To formulate the specific guidelines for the recommendation of thoracolumbar fracture regarding surgical techniques and nonfusion surgery. WFNS (World Federation of Neurosurgical Societies) Spine Committee organized 2 consensus meeting. For nonfusion surgery and thoracolumbar fracture, a systematic literature search in PubMed and Google Scholar database was done from 2010 to 2020. The search was further refined by excluding the articles which were duplicate, not in English or were based on animal or cadaveric subjects. After thorough shortlisting, only 50 articles were selected for full review in this consensus meeting. To generate a consensus, the levels of agreement or disagreement on each item were voted independently in a blind fashion through a Likert-type scale from 1 to 5. The consensus was achieved when the sum for disagreement or agreement was ≥ 66%. Each consensus point was clearly defined with evidence strength, recommendation grade, and consensus level provided. A magnitude of prospective papers were analyzed to formulate consensus on various surgical techniques that can be employed to address different types of thoracolumbar fractures. Surgical treatment of thoracolumbar fractures can be a better option over the nonoperative approach, especially for those who cannot tolerate months in an orthosis or cast, such as those with multiple extremity injuries, skin lesions, obesity, and so forth. It generally allows early mobilization, less hospital stay, reduced pulmonary complications, and better correction of sagittal balance. Current available literature fails to demonstrate any statistically significant benefit of fusion surgery over nonfusion in thoracolumbar fractures.

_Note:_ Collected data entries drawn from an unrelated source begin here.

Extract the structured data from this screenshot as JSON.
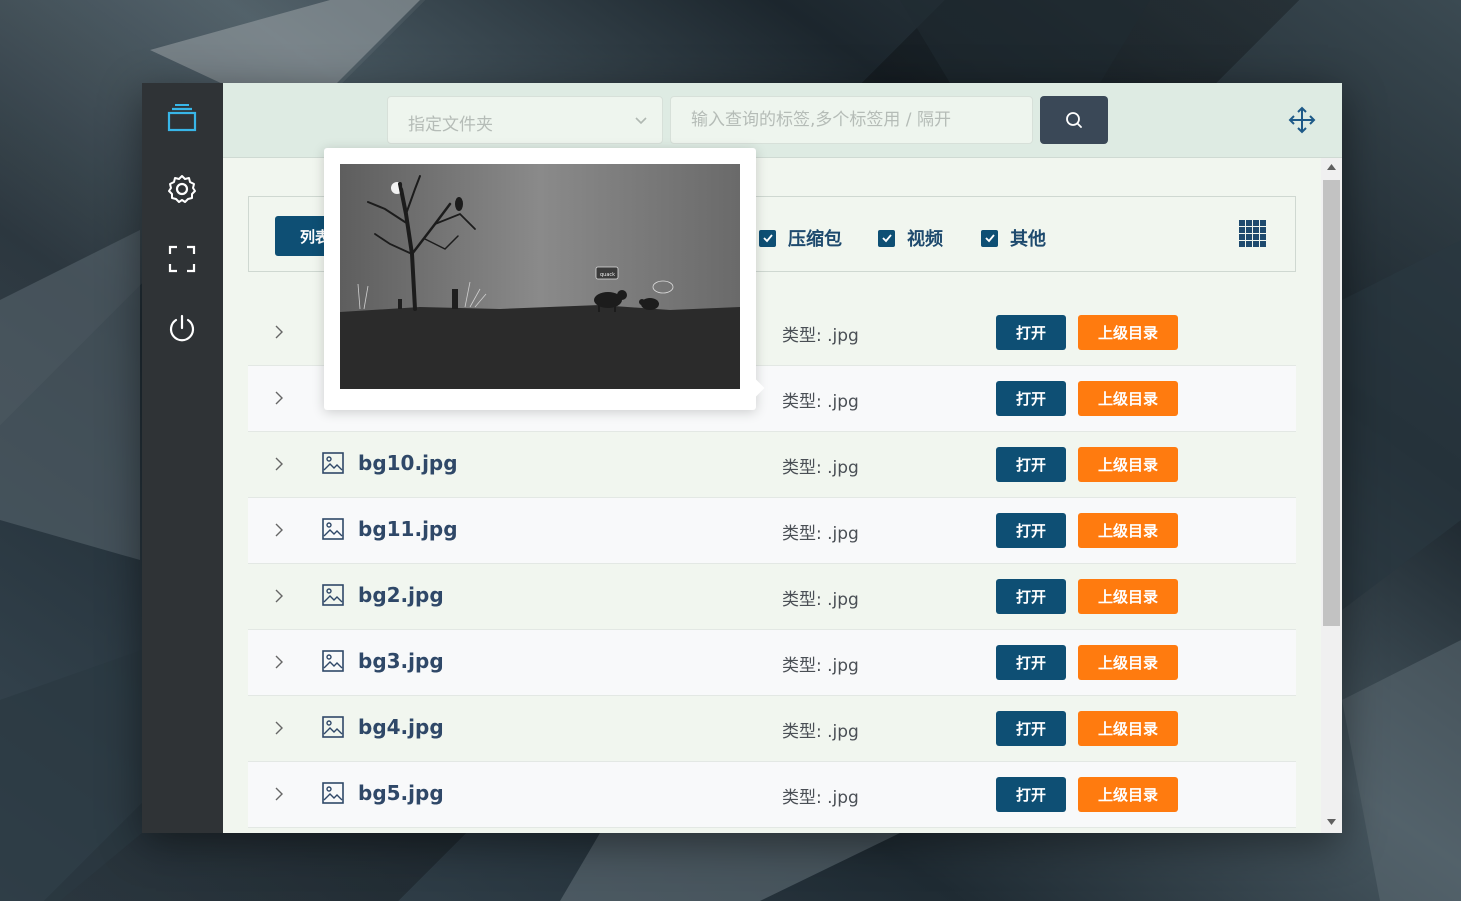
{
  "toolbar": {
    "folder_placeholder": "指定文件夹",
    "tag_placeholder": "输入查询的标签,多个标签用 / 隔开"
  },
  "filters": {
    "list_label": "列表",
    "checkboxes": [
      {
        "label": "压缩包",
        "checked": true
      },
      {
        "label": "视频",
        "checked": true
      },
      {
        "label": "其他",
        "checked": true
      }
    ]
  },
  "files": [
    {
      "name": "",
      "type": "类型: .jpg",
      "open": "打开",
      "parent": "上级目录"
    },
    {
      "name": "",
      "type": "类型: .jpg",
      "open": "打开",
      "parent": "上级目录"
    },
    {
      "name": "bg10.jpg",
      "type": "类型: .jpg",
      "open": "打开",
      "parent": "上级目录"
    },
    {
      "name": "bg11.jpg",
      "type": "类型: .jpg",
      "open": "打开",
      "parent": "上级目录"
    },
    {
      "name": "bg2.jpg",
      "type": "类型: .jpg",
      "open": "打开",
      "parent": "上级目录"
    },
    {
      "name": "bg3.jpg",
      "type": "类型: .jpg",
      "open": "打开",
      "parent": "上级目录"
    },
    {
      "name": "bg4.jpg",
      "type": "类型: .jpg",
      "open": "打开",
      "parent": "上级目录"
    },
    {
      "name": "bg5.jpg",
      "type": "类型: .jpg",
      "open": "打开",
      "parent": "上级目录"
    }
  ],
  "preview": {
    "speech_text": "quack"
  },
  "icons": {
    "sidebar": [
      "layers-icon",
      "gear-icon",
      "fullscreen-icon",
      "power-icon"
    ],
    "search": "search-icon",
    "move": "move-icon",
    "grid": "grid-view-icon",
    "file": "image-file-icon"
  },
  "colors": {
    "primary": "#0e4f74",
    "accent": "#ff7b0f",
    "sidebar": "#2f3336",
    "active_icon": "#38b6e8"
  }
}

制定关于胸腰椎骨折手术技术和非融合手术推荐的具体指南。世界神经外科协会联盟(WFNS)脊柱委员会组织了2次共识会议。对于非融合手术和胸腰椎骨折,在2010年至2020年期间对PubMed和谷歌学术数据库进行了系统的文献检索。通过排除重复、非英文、基于动物或尸体研究对象的文章,进一步细化检索。经过全面筛选,本次共识会议仅选出50篇文章进行全面审查。为达成共识,通过1至5的李克特量表以盲法独立投票表决每个项目的同意或不同意程度。当不同意或同意的总和≥66%时达成共识。每个共识点都明确界定了证据强度、推荐等级和共识水平。分析了大量前瞻性论文,以就可用于治疗不同类型胸腰椎骨折的各种手术技术达成共识。胸腰椎骨折的手术治疗可能比非手术方法是更好的选择,特别是对于那些无法耐受数月支具或石膏固定的患者,如多发肢体损伤、皮肤损伤、肥胖等患者。手术治疗通常能使患者早期活动、缩短住院时间、减少肺部并发症,并更好地矫正矢状面平衡。目前的现有文献未能证明融合手术在胸腰椎骨折方面比非融合手术有任何统计学上的显著益处。